Moreover, under penalty of excommunication _latae
sententiae,_ we forbid all ecclesiastics and religious, of whatsoever
order and institute, both of non-mendicants and mendicants, even those
of the Society of Jesus, as well as the seculars of religious, from
hindering the journey of the aforesaid religious to the above-named
islands, provinces, countries, and kingdoms.
At the same time we exhort most earnestly in the Lord the said
religious who are to be, or even have been, sent to the said places,
to observe uniformity in their instructions to the people, especially
those who have been recently converted to the Christian faith, in order
that such neophytes be not scandalized through conflicting teachings,
especially in matters relating to morals.

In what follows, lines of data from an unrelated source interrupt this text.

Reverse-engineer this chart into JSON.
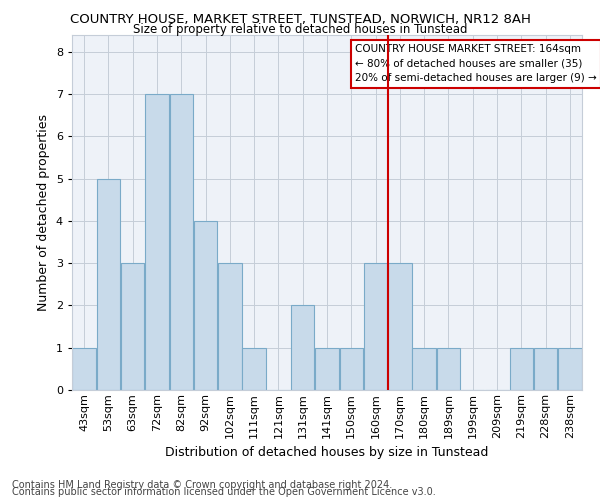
{
  "title": "COUNTRY HOUSE, MARKET STREET, TUNSTEAD, NORWICH, NR12 8AH",
  "subtitle": "Size of property relative to detached houses in Tunstead",
  "xlabel": "Distribution of detached houses by size in Tunstead",
  "ylabel": "Number of detached properties",
  "footer1": "Contains HM Land Registry data © Crown copyright and database right 2024.",
  "footer2": "Contains public sector information licensed under the Open Government Licence v3.0.",
  "bins": [
    "43sqm",
    "53sqm",
    "63sqm",
    "72sqm",
    "82sqm",
    "92sqm",
    "102sqm",
    "111sqm",
    "121sqm",
    "131sqm",
    "141sqm",
    "150sqm",
    "160sqm",
    "170sqm",
    "180sqm",
    "189sqm",
    "199sqm",
    "209sqm",
    "219sqm",
    "228sqm",
    "238sqm"
  ],
  "values": [
    1,
    5,
    3,
    7,
    7,
    4,
    3,
    1,
    0,
    2,
    1,
    1,
    3,
    3,
    1,
    1,
    0,
    0,
    1,
    1,
    1
  ],
  "bar_color": "#c8daea",
  "bar_edge_color": "#7aaac8",
  "vline_bin_index": 12,
  "vline_color": "#cc0000",
  "legend_title": "COUNTRY HOUSE MARKET STREET: 164sqm",
  "legend_line1": "← 80% of detached houses are smaller (35)",
  "legend_line2": "20% of semi-detached houses are larger (9) →",
  "ylim": [
    0,
    8.4
  ],
  "yticks": [
    0,
    1,
    2,
    3,
    4,
    5,
    6,
    7,
    8
  ],
  "background_color": "#eef2f8",
  "grid_color": "#c5cdd8",
  "title_fontsize": 9.5,
  "subtitle_fontsize": 8.5,
  "axis_label_fontsize": 9,
  "tick_fontsize": 8,
  "legend_fontsize": 7.5,
  "footer_fontsize": 7
}
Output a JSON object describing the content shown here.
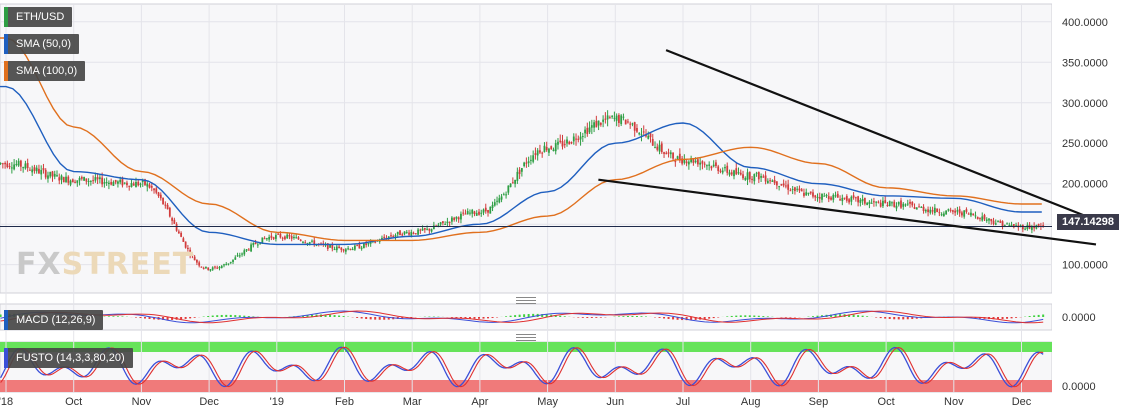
{
  "instrument": "ETH/USD",
  "last_price": "147.14298",
  "indicators": {
    "sma50": {
      "label": "SMA (50,0)",
      "color": "#1f5fbf"
    },
    "sma100": {
      "label": "SMA (100,0)",
      "color": "#e0701e"
    },
    "macd": {
      "label": "MACD (12,26,9)"
    },
    "fusto": {
      "label": "FUSTO (14,3,3,80,20)"
    }
  },
  "watermark": {
    "part1": "FX",
    "part2": "STREET"
  },
  "colors": {
    "up": "#2e9e44",
    "down": "#d23c3c",
    "sma50": "#1f5fbf",
    "sma100": "#e0701e",
    "fusto_k": "#3b4fd8",
    "fusto_d": "#e03030",
    "overbought_zone": "#66e35a",
    "oversold_zone": "#f07a7a"
  },
  "chart_data": [
    {
      "type": "line",
      "title": "ETH/USD",
      "xlabel": "",
      "ylabel": "",
      "x_ticks": [
        "'18",
        "Oct",
        "Nov",
        "Dec",
        "'19",
        "Feb",
        "Mar",
        "Apr",
        "May",
        "Jun",
        "Jul",
        "Aug",
        "Sep",
        "Oct",
        "Nov",
        "Dec"
      ],
      "y_ticks": [
        "100.0000",
        "150.0000",
        "200.0000",
        "250.0000",
        "300.0000",
        "350.0000",
        "400.0000"
      ],
      "ylim": [
        65,
        422
      ],
      "grid": true,
      "legend": "top-left",
      "series": [
        {
          "name": "ETH/USD",
          "x": [
            "Sep 2018",
            "Oct 2018",
            "Nov 2018",
            "Dec 2018",
            "Jan 2019",
            "Feb 2019",
            "Mar 2019",
            "Apr 2019",
            "May 2019",
            "Jun 2019",
            "Jul 2019",
            "Aug 2019",
            "Sep 2019",
            "Oct 2019",
            "Nov 2019",
            "Dec 2019"
          ],
          "values": [
            225,
            205,
            200,
            95,
            135,
            120,
            140,
            165,
            245,
            280,
            230,
            210,
            185,
            175,
            165,
            147
          ]
        },
        {
          "name": "SMA (50,0)",
          "x": [
            "Sep 2018",
            "Oct 2018",
            "Nov 2018",
            "Dec 2018",
            "Jan 2019",
            "Feb 2019",
            "Mar 2019",
            "Apr 2019",
            "May 2019",
            "Jun 2019",
            "Jul 2019",
            "Aug 2019",
            "Sep 2019",
            "Oct 2019",
            "Nov 2019",
            "Dec 2019"
          ],
          "values": [
            320,
            215,
            205,
            140,
            125,
            125,
            135,
            150,
            190,
            250,
            275,
            220,
            200,
            185,
            182,
            165
          ]
        },
        {
          "name": "SMA (100,0)",
          "x": [
            "Sep 2018",
            "Oct 2018",
            "Nov 2018",
            "Dec 2018",
            "Jan 2019",
            "Feb 2019",
            "Mar 2019",
            "Apr 2019",
            "May 2019",
            "Jun 2019",
            "Jul 2019",
            "Aug 2019",
            "Sep 2019",
            "Oct 2019",
            "Nov 2019",
            "Dec 2019"
          ],
          "values": [
            380,
            270,
            215,
            175,
            140,
            130,
            130,
            140,
            160,
            205,
            230,
            245,
            225,
            195,
            185,
            175
          ]
        }
      ],
      "annotations": [
        {
          "type": "trendline",
          "from": [
            "Jun 2019",
            365
          ],
          "to": [
            "Dec 2019",
            155
          ]
        },
        {
          "type": "trendline",
          "from": [
            "May 2019",
            205
          ],
          "to": [
            "Dec 2019",
            125
          ]
        },
        {
          "type": "horizontal_line",
          "value": 147.14298
        }
      ]
    },
    {
      "type": "line",
      "title": "MACD (12,26,9)",
      "y_ticks": [
        "0.0000"
      ],
      "ylim": [
        -1,
        1
      ]
    },
    {
      "type": "line",
      "title": "FUSTO (14,3,3,80,20)",
      "y_ticks": [
        "0.0000"
      ],
      "ylim": [
        0,
        100
      ]
    }
  ]
}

Wherefore since in matters of so great concern we hold that care
and watchfulness on the part of the aforesaid are of much avail,
hence we again and again urge them to restrict their teachings to
general principles.
Accordingly, to the end that this be the more easily carried out,
in their instructions to the peoples of the said places in Eastern
India, the said religious shall as far as possible use exclusively the
Roman Catechism, and the "Christian Doctrine" (both small and large) of
Robert Bellarmino, a cardinal of the holy Roman church of good renown,
translated and printed in the dialects of the aforesaid peoples.